La caída es lo de menos

La ciudad chorrea. Se deshace el glaseado y asoma el pastel que habitamos. Un pastel hecho de teja, ladrillo y asfalto por el que se desploman los humanos y chapotean, ufanos, los palomos. Dice el del tiempo que el vórtice polar se ha roto. Dice también que si el dichoso vórtice no se mantiene entero y estable, seguiremos a la deriva, a lomos de un ingobernable tiovivo meteorológico. De modo que la pesadilla aún no ha terminado, tampoco la broma. Nos queda, eso sí, la posibilidad de un garbeo por el deshielo. Tentar a la suerte. Habitar el glaciar castellano con rostro hirsuto y sentir el vértigo de la caída. Porque la caída, dicen los que apenas se han caído, es lo de menos; lo importante, apostillan los muy cabrones, es levantarse de nuevo.

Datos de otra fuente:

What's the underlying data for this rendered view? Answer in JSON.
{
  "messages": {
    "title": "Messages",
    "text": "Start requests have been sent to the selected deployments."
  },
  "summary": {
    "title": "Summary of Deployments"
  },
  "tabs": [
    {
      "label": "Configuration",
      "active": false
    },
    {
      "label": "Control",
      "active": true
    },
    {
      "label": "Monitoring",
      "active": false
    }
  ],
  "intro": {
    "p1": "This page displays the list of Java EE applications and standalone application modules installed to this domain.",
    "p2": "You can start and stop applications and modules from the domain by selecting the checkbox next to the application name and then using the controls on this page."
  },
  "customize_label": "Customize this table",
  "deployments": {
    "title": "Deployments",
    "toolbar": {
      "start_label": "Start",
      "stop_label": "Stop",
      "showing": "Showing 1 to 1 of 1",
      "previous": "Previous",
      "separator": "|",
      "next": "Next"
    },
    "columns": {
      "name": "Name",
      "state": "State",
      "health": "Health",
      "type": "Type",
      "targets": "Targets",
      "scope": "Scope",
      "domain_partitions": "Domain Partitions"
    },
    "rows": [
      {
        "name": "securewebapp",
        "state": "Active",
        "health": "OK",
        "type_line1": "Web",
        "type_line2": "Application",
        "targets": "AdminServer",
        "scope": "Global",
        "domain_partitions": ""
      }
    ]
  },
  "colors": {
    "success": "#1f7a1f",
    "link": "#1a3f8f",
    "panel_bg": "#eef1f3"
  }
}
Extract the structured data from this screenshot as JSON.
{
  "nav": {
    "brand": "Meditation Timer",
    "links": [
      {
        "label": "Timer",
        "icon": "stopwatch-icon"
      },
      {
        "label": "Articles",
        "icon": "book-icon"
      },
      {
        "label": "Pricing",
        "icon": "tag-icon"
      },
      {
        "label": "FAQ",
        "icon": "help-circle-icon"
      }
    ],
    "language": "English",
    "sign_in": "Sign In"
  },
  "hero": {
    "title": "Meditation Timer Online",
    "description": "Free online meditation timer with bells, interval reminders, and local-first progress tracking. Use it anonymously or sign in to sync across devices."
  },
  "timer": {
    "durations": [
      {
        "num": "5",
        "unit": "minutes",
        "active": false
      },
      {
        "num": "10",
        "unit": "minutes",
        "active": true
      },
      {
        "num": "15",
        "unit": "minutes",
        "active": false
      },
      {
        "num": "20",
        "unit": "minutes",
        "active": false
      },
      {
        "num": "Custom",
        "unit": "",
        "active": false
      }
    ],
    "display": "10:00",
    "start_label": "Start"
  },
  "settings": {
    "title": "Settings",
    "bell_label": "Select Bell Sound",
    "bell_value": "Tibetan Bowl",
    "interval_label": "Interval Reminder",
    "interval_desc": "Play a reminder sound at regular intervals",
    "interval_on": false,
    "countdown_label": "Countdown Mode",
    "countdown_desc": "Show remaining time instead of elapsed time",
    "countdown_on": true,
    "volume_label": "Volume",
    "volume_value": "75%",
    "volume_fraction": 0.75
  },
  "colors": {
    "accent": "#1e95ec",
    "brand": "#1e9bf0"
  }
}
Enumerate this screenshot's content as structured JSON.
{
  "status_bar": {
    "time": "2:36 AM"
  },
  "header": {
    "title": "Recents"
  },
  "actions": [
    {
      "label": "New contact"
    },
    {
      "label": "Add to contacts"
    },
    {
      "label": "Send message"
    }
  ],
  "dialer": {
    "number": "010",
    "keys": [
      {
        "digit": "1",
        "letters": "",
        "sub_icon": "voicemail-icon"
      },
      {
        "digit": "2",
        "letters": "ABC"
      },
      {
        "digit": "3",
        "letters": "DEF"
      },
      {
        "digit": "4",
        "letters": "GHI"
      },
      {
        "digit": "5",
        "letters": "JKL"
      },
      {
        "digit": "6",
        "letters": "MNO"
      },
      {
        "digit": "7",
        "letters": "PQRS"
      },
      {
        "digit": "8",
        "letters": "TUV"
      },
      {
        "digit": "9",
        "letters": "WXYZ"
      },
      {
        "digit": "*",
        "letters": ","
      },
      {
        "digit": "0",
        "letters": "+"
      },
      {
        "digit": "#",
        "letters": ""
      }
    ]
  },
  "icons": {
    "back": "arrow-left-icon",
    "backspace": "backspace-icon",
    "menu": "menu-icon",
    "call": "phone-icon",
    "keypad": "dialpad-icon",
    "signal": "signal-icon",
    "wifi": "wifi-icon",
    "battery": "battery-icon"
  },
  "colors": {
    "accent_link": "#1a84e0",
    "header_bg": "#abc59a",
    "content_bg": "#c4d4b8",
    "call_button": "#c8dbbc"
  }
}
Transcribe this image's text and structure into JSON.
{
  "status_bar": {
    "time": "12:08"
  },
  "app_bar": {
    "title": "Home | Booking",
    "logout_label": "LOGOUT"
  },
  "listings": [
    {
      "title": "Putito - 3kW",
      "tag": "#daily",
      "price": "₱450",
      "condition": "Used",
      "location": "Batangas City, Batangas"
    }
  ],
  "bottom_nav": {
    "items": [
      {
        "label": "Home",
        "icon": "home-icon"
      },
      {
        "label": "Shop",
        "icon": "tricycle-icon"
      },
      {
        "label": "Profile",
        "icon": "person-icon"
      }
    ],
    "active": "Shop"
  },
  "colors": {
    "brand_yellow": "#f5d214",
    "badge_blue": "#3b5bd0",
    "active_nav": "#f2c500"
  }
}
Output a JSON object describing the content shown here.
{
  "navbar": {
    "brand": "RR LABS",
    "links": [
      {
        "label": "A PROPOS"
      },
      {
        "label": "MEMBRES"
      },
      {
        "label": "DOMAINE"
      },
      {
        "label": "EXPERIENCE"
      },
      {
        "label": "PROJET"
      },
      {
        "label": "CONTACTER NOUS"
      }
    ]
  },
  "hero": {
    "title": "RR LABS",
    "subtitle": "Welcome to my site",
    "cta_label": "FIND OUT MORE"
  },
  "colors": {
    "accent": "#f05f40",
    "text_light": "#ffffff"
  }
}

El tema es que casi me caigo. Un rectificado de urgencia me privó de una leche que se intuía antológica. En la inminencia del batacazo, en ese instante previo a lo imprevisible, pude verme el costillar hundido en el hielo. También vi como el puerro, las birras y la media pechuguita de pollo campero que portaba se hundían conmigo en ese lecho que en su día fue níveo, que lució algodonoso tras la tormenta, y que ahora no es más que un triste granizado de mugre. El caso es que ahí tendido, instalado en el presagio, rodeado de hielo y basura, opté por hacer la mariposa en la nieve, sonreír a los transeúntes e incluso zarandear la media pechuga y lanzarla al vacío. Mi mente, por lo que fuere, decidió aceptar la fatalidad, abrazar el caprichoso designio y asumir una caída que, por otra parte, nunca tuvo lugar.

Porque no caí. Pero pude hacerlo. Pasear por la Villa estos días es dar por hecho una provisoria caída. El leñazo acecha al más ponderado de los viandantes y es precisamente esa eventualidad, la de irse al carajo, la que favorece otra eventualidad no menos viable, a saber; la de mandarlo todo al carajo. Un deseo lícito que va tomando cuerpo tras cada resbalón y que, en gran medida, se lo debemos a nuestros gestores.